General characteristics
- Displacement: 270 tons standard
- Length: 60.5 m (198 ft)
- Beam: 5.6 m (18 ft)
- Draft: 1.5 m (4.9 ft)
- Propulsion: 5,000 shp; 2 Yarrow boilers; 2 set Melms & Pfenniger turbines
- Speed: 31 knots (57 km/h) maximum (32 knots (59 km/h) after 1925)
- Complement: 38
- Armament: 2 × 66 mm (2.6 in) L/30, AA:2 machine guns, 4 × 450 mm torpedo tubes (2 × 2)

= Greek torpedo boat Kios =

Greek military vessel

The Greek torpedo boat Kios (TA Κίος) served in the Royal Hellenic Navy from 1920-1941. Originally the ship was the Austro-Hungarian Fiume-class torpedo boat SMS Tb 99-M. She was named for the ancient Greek city of Kios (today known as Gemlik) located in Anatolia; the city was part of the territory awarded to Greece for joining the side of the allied in the Treaty of Sèvres at the end of World War I.

The ship, along with two sister ships of Monfalcone-built torpedo boats Kydonia and Kyzikos, was transferred to Greece as a war reparation from the Central Powers in 1920.
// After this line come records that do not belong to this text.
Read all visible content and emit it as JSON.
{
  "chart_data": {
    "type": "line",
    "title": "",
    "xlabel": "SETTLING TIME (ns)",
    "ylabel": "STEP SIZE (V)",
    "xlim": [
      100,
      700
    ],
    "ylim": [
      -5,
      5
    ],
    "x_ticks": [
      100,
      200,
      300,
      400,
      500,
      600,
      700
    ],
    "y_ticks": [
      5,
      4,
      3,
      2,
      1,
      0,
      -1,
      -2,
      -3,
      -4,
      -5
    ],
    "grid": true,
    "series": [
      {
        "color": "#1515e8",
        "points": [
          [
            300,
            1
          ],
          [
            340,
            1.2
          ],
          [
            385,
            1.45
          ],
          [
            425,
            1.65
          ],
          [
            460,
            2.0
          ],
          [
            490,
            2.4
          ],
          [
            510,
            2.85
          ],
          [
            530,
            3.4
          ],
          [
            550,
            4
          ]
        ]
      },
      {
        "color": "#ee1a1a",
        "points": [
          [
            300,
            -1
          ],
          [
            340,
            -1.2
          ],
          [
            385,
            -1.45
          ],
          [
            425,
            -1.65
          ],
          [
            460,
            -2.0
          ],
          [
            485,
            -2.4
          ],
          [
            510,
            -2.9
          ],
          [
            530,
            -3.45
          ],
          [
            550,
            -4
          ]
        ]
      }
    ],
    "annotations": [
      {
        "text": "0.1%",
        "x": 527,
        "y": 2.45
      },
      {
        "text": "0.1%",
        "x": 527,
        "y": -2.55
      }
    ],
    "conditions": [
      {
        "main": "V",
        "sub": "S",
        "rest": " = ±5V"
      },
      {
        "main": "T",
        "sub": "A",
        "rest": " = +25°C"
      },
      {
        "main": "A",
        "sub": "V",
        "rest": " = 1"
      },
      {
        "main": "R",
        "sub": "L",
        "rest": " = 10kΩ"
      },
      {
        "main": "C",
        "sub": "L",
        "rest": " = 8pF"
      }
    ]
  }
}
==Service in the Austro-Hungarian navy==
In the build-up to the First World War, Austria-Hungary ordered four 250–tonne boats to be built at the Ganz & Co.– Danubius shipyard in 1912/13. The Navy asked for several improvements compared with the Trieste–class boats. Negotiations broke down in early December because of exaggerated prices requested by Danubius and were only resumed when pressured by the Hungarian Minister of Commerce. Danubius lowered its price by 10%. Finally, Ganz & Co. – Danubius got orders for 16 torpedo boats in 1913, despite the fact that original plans had called for the Naval Arsenal Pola to build the Tb 86 to Tb 100 series. These ‘Monfalcone–boats’ were commissioned under the numbers Tb 98 M to Tb 100 M between March 1915 and March 1916. They differed from their Trieste sister–ships having two funnels and an extended forecastle. They were very similar to the Fiume-built ships of the same series.

==Service in the Hellenic navy==
Kios served in the Hellenic navy from 1920 until she was scuttled at sea near Athens during the German invasion of Greece on April 22, 1941.